# Moto Bike frame and Fork I.D.



## frampton (Nov 28, 2015)

I've had this frame for about 20 years. Thought it might be Indian, but would like some opinions.

Thanks


----------



## frampton (Nov 28, 2015)

More pictures.


----------



## dave the wave (Nov 28, 2015)

it is a Indian.


----------



## frampton (Nov 28, 2015)

Thanks Dave.


----------



## frampton (Nov 28, 2015)

Does anyone have split crank bottom bracket parts? Possibly pictures of the assembly?


----------



## jkent (Nov 28, 2015)

Nice!!! If you get tired of storing that crusty old frame you just let me know. I will take it off your hands.
JKent


----------



## catfish (Nov 28, 2015)

frampton said:


> Thanks Dave.




A Westfield Built Indian.


----------



## frampton (Nov 28, 2015)

Thanks Catfish.


----------



## catfish (Nov 28, 2015)




----------



## frampton (Nov 28, 2015)

Cool, looks like the seat cluster is drop forged as well. Pinned in place before brazing.


----------



## 1936Flyte (Nov 28, 2015)

i think I have a couple chain tensioners for this bike


----------



## frampton (Nov 28, 2015)

Thank you. I have a few more parts for this bike and I am pretty sure I have chain tensioners.


----------



## fordsnake (Nov 28, 2015)

frampton said:


> Cool, looks like the seat cluster is drop forged as well. Pinned in place before brazing.
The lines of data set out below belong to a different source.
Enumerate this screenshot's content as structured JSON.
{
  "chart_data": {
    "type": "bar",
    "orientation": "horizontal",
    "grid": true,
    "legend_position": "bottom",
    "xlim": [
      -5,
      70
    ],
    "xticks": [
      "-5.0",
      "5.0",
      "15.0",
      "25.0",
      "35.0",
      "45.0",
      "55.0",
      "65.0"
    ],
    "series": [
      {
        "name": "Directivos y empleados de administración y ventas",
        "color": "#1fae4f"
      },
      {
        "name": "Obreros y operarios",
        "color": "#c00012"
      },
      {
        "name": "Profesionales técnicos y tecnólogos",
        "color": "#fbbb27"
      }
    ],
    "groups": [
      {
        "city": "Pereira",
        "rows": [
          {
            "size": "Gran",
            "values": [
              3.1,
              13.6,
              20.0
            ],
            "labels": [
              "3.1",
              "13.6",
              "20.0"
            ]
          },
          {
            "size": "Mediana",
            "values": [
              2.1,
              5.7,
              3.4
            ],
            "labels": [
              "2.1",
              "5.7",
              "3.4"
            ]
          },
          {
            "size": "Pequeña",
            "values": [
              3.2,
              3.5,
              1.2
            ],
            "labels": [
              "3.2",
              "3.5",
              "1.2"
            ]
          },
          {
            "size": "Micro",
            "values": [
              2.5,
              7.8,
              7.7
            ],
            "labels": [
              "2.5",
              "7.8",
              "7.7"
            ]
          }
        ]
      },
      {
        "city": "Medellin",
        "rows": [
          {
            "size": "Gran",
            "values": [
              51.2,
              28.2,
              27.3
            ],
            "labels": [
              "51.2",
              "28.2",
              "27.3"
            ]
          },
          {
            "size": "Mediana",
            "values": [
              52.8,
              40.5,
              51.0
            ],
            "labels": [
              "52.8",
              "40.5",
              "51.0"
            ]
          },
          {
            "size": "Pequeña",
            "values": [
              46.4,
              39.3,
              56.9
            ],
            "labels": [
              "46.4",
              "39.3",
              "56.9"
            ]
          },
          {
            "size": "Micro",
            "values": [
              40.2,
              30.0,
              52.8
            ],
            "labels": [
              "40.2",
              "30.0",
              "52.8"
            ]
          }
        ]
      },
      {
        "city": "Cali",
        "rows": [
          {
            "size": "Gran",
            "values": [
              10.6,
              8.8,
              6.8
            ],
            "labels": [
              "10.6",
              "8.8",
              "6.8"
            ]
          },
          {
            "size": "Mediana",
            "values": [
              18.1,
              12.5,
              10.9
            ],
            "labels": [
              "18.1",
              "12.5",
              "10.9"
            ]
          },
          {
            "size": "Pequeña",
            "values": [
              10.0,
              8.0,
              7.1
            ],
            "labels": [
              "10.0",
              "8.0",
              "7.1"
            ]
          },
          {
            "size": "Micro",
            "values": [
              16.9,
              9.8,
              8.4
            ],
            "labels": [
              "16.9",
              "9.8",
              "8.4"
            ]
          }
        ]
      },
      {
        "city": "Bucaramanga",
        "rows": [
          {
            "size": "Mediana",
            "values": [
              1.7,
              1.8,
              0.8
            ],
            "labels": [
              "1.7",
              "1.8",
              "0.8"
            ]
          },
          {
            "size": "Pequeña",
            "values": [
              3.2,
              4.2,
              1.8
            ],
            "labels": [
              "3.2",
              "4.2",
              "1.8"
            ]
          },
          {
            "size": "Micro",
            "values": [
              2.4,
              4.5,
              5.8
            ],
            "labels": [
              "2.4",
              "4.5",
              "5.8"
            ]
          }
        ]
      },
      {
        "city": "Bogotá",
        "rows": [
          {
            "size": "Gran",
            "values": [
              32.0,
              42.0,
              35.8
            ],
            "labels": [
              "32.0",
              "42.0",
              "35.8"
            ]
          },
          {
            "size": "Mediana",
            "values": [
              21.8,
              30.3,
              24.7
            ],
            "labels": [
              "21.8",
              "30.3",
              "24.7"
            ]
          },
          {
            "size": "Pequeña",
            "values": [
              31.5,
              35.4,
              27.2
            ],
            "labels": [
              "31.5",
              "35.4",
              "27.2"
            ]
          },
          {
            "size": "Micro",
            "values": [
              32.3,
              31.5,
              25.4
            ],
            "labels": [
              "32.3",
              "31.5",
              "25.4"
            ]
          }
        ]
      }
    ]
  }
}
A commonly used process on late 1800's & early 1900's model frames


----------



## dave the wave (Nov 30, 2015)

you have a circa 1922 +/- years model.you could paint it red with white head darts or all red with gold fine pin stripes.Westfield built.


----------



## frampton (Nov 30, 2015)

Thanks for the pictures Wavey Davey.


----------